Okay, so, this is probably picky, but ... BCD, CWOT, TWITA, EBCAK, and LQTM are not really "Internet slang" - heck, they don't even stand for "slang", with the vaguely possible exception of EBCAK - error between chair and keyboard. They're simply initialisms. (In fact, I'm not sure the guy who figured out that QTM was this sort of "laughing" (quietly to myself) had ever seen it before.)
Slang is something like pwnd or rick-roll or copypasta or even teal deer - actual words. Not just the initials of easily comprehensible phrases.
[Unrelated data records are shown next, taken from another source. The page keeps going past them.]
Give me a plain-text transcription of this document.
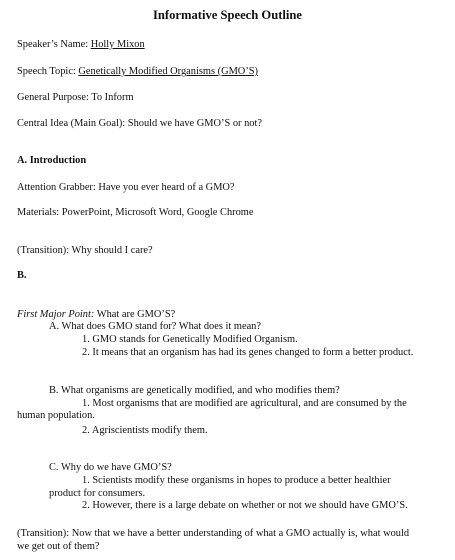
Informative Speech Outline
Speaker’s Name: Holly Mixon
Speech Topic: Genetically Modified Organisms (GMO’S)
General Purpose: To Inform
Central Idea (Main Goal): Should we have GMO’S or not?
A. Introduction
Attention Grabber: Have you ever heard of a GMO?
Materials: PowerPoint, Microsoft Word, Google Chrome
(Transition): Why should I care?
B.
First Major Point: What are GMO’S?
A. What does GMO stand for? What does it mean?
1. GMO stands for Genetically Modified Organism.
2. It means that an organism has had its genes changed to form a better product.
B. What organisms are genetically modified, and who modifies them?
1. Most organisms that are modified are agricultural, and are consumed by the
human population.
2. Agriscientists modify them.
C. Why do we have GMO’S?
1. Scientists modify these organisms in hopes to produce a better healthier
product for consumers.
2. However, there is a large debate on whether or not we should have GMO’S.
(Transition): Now that we have a better understanding of what a GMO actually is, what would
we get out of them?
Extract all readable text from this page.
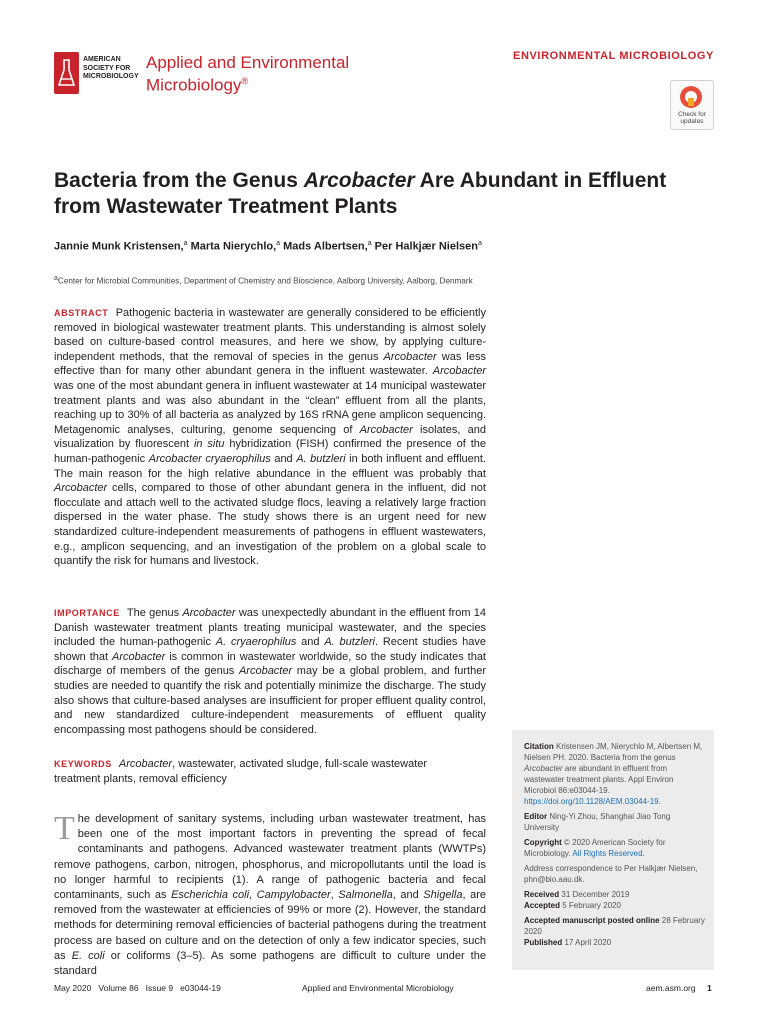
AMERICAN
SOCIETY FOR
MICROBIOLOGY
Applied and Environmental
Microbiology®
ENVIRONMENTAL MICROBIOLOGY
Check for updates
Bacteria from the Genus Arcobacter Are Abundant in Effluent from Wastewater Treatment Plants
Jannie Munk Kristensen,$^a$ Marta Nierychlo,$^a$ Mads Albertsen,$^a$ Per Halkjær Nielsen$^a$
$^a$Center for Microbial Communities, Department of Chemistry and Bioscience, Aalborg University, Aalborg, Denmark
ABSTRACT Pathogenic bacteria in wastewater are generally considered to be efficiently removed in biological wastewater treatment plants. This understanding is almost solely based on culture-based control measures, and here we show, by applying culture-independent methods, that the removal of species in the genus Arcobacter was less effective than for many other abundant genera in the influent wastewater. Arcobacter was one of the most abundant genera in influent wastewater at 14 municipal wastewater treatment plants and was also abundant in the “clean” effluent from all the plants, reaching up to 30% of all bacteria as analyzed by 16S rRNA gene amplicon sequencing. Metagenomic analyses, culturing, genome sequencing of Arcobacter isolates, and visualization by fluorescent in situ hybridization (FISH) confirmed the presence of the human-pathogenic Arcobacter cryaerophilus and A. butzleri in both influent and effluent. The main reason for the high relative abundance in the effluent was probably that Arcobacter cells, compared to those of other abundant genera in the influent, did not flocculate and attach well to the activated sludge flocs, leaving a relatively large fraction dispersed in the water phase. The study shows there is an urgent need for new standardized culture-independent measurements of pathogens in effluent wastewaters, e.g., amplicon sequencing, and an investigation of the problem on a global scale to quantify the risk for humans and livestock.
IMPORTANCE The genus Arcobacter was unexpectedly abundant in the effluent from 14 Danish wastewater treatment plants treating municipal wastewater, and the species included the human-pathogenic A. cryaerophilus and A. butzleri. Recent studies have shown that Arcobacter is common in wastewater worldwide, so the study indicates that discharge of members of the genus Arcobacter may be a global problem, and further studies are needed to quantify the risk and potentially minimize the discharge. The study also shows that culture-based analyses are insufficient for proper effluent quality control, and new standardized culture-independent measurements of effluent quality encompassing most pathogens should be considered.
KEYWORDS Arcobacter, wastewater, activated sludge, full-scale wastewater treatment plants, removal efficiency
The development of sanitary systems, including urban wastewater treatment, has been one of the most important factors in preventing the spread of fecal contaminants and pathogens. Advanced wastewater treatment plants (WWTPs) remove pathogens, carbon, nitrogen, phosphorus, and micropollutants until the load is no longer harmful to recipients (1). A range of pathogenic bacteria and fecal contaminants, such as Escherichia coli, Campylobacter, Salmonella, and Shigella, are removed from the wastewater at efficiencies of 99% or more (2). However, the standard methods for determining removal efficiencies of bacterial pathogens during the treatment process are based on culture and on the detection of only a few indicator species, such as E. coli or coliforms (3–5). As some pathogens are difficult to culture under the standard

Citation Kristensen JM, Nierychlo M, Albertsen M, Nielsen PH. 2020. Bacteria from the genus Arcobacter are abundant in effluent from wastewater treatment plants. Appl Environ Microbiol 86:e03044-19. https://doi.org/10.1128/AEM.03044-19.

Editor Ning-Yi Zhou, Shanghai Jiao Tong University

Copyright © 2020 American Society for Microbiology. All Rights Reserved.

Address correspondence to Per Halkjær Nielsen, phn@bio.aau.dk.

Received 31 December 2019

Accepted 5 February 2020

Accepted manuscript posted online 28 February 2020

Published 17 April 2020

May 2020   Volume 86   Issue 9   e03044-19	Applied and Environmental Microbiology	aem.asm.org 1
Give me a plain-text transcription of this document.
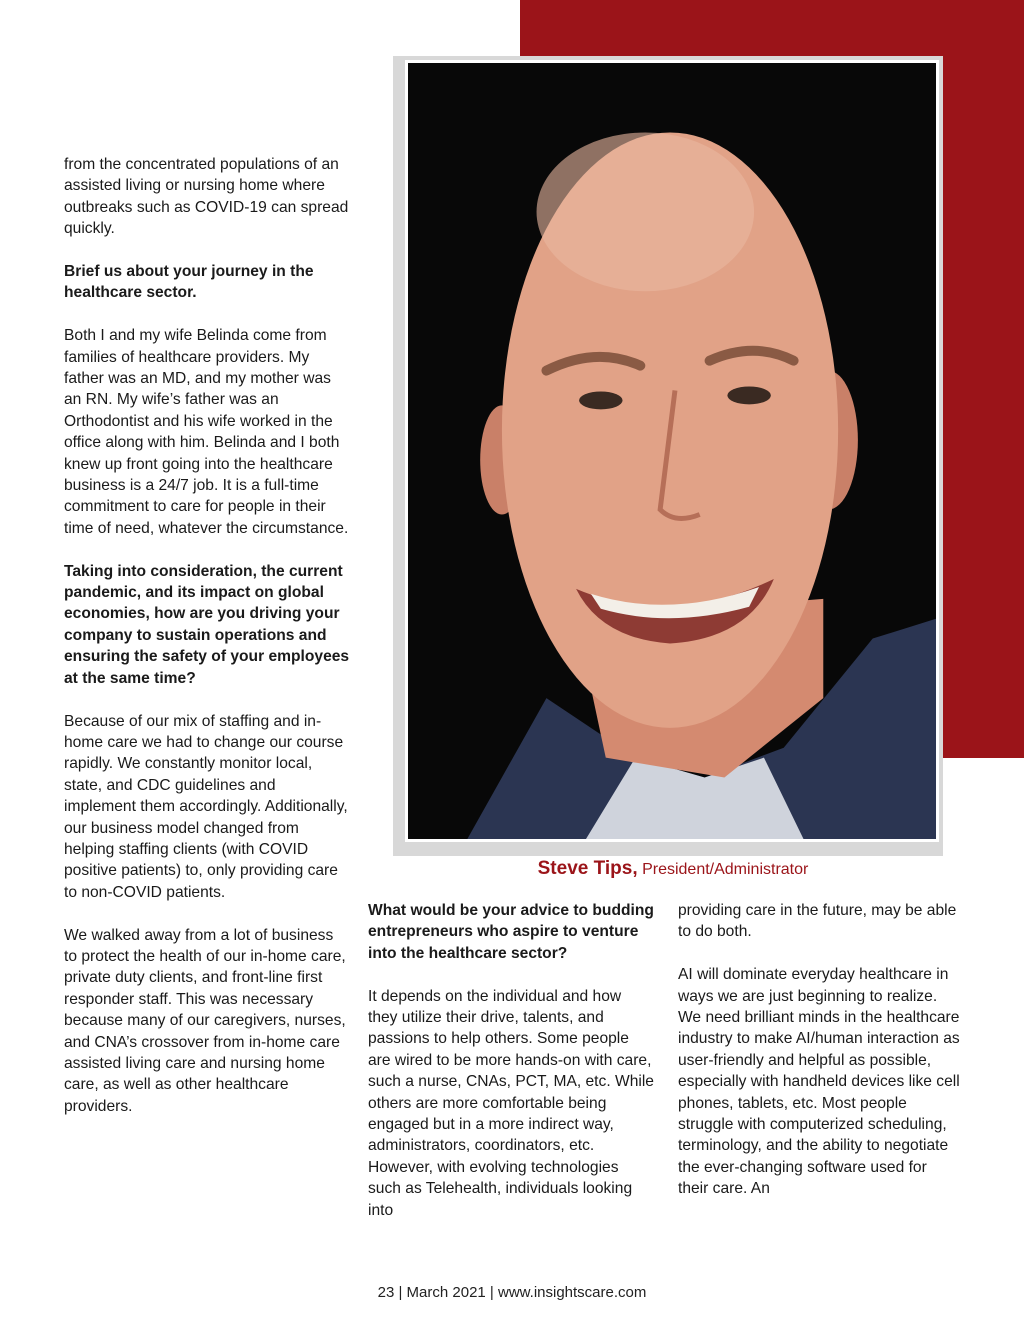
Steve Tips, President/Administrator

from the concentrated populations of an assisted living or nursing home where outbreaks such as COVID-19 can spread quickly.

Brief us about your journey in the healthcare sector.

Both I and my wife Belinda come from families of healthcare providers. My father was an MD, and my mother was an RN. My wife’s father was an Orthodontist and his wife worked in the office along with him. Belinda and I both knew up front going into the healthcare business is a 24/7 job. It is a full-time commitment to care for people in their time of need, whatever the circumstance.

Taking into consideration, the current pandemic, and its impact on global economies, how are you driving your company to sustain operations and ensuring the safety of your employees at the same time?

Because of our mix of staffing and in-home care we had to change our course rapidly. We constantly monitor local, state, and CDC guidelines and implement them accordingly. Additionally, our business model changed from helping staffing clients (with COVID positive patients) to, only providing care to non-COVID patients.

We walked away from a lot of business to protect the health of our in-home care, private duty clients, and front-line first responder staff. This was necessary because many of our caregivers, nurses, and CNA’s crossover from in-home care assisted living care and nursing home care, as well as other healthcare providers.

What would be your advice to budding entrepreneurs who aspire to venture into the healthcare sector?

It depends on the individual and how they utilize their drive, talents, and passions to help others. Some people are wired to be more hands-on with care, such a nurse, CNAs, PCT, MA, etc. While others are more comfortable being engaged but in a more indirect way, administrators, coordinators, etc. However, with evolving technologies such as Telehealth, individuals looking into

providing care in the future, may be able to do both.

AI will dominate everyday healthcare in ways we are just beginning to realize. We need brilliant minds in the healthcare industry to make AI/human interaction as user-friendly and helpful as possible, especially with handheld devices like cell phones, tablets, etc. Most people struggle with computerized scheduling, terminology, and the ability to negotiate the ever-changing software used for their care. An

23 | March 2021 | www.insightscare.com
(The others are Behind Closed Doors, Complete Waste of Time, and That's What I'm Talking About)
6 Comments:
Bearing in mind that we're old and tragically un-hip -- we'd never heard of any of them either, even though I follow the weekly chats of WaPo web hostess Monica "Cupcake" Hesse faithfully.
I'm not saying they're common or that people have or should have heard them before - I'm saying they're not "slang". They're just initialisms, and of phrases that were mostly fairly easy to guess with the hints built into the clue.
"Behind closed doors" is not slang. "Laughing quietly to myself" is not slang. "This is a complete waste of time" is not slang.
It's the label, not the arcaneness, I'm quarreling with.
Agree on both the label and the arcaneness. Guess it's hard for "Jeopardy!" clue-writers to invent new categories.
They could have just called Internet Initialisms or something!
Ridger, you may have missed your true calling in life ;-)
Well, I'm not so sure. I would say that "snafu" and "fubar" are slang. Would you not? Certainly, by what you're saying here, they aren't. There are folk etymologies for "posh" that claim it as an acronym, though those are probably bogus.
The government came up with "POSSLQ" for the 1980 census, and it became a word for a while (too bad it was just a nonce word and didn't stick), pronounced "poss'l-kew". I'd certainly say that was slang at the time.
Anyway, once we accept that something that started out as an abbreviation of some kind can at some point become a word, fully fledged or slang, isn't it just a matter of deciding when that's happened? Why should we say that intentionally misspelled words, such as "teh" and "roxx" are slang, but "LOL" and "BFF" aren't, just because they're the initials of something?
Besides, if, as I gather from the tags, it was a Jeopardy! clue that called these slang, well... 'nuff said there.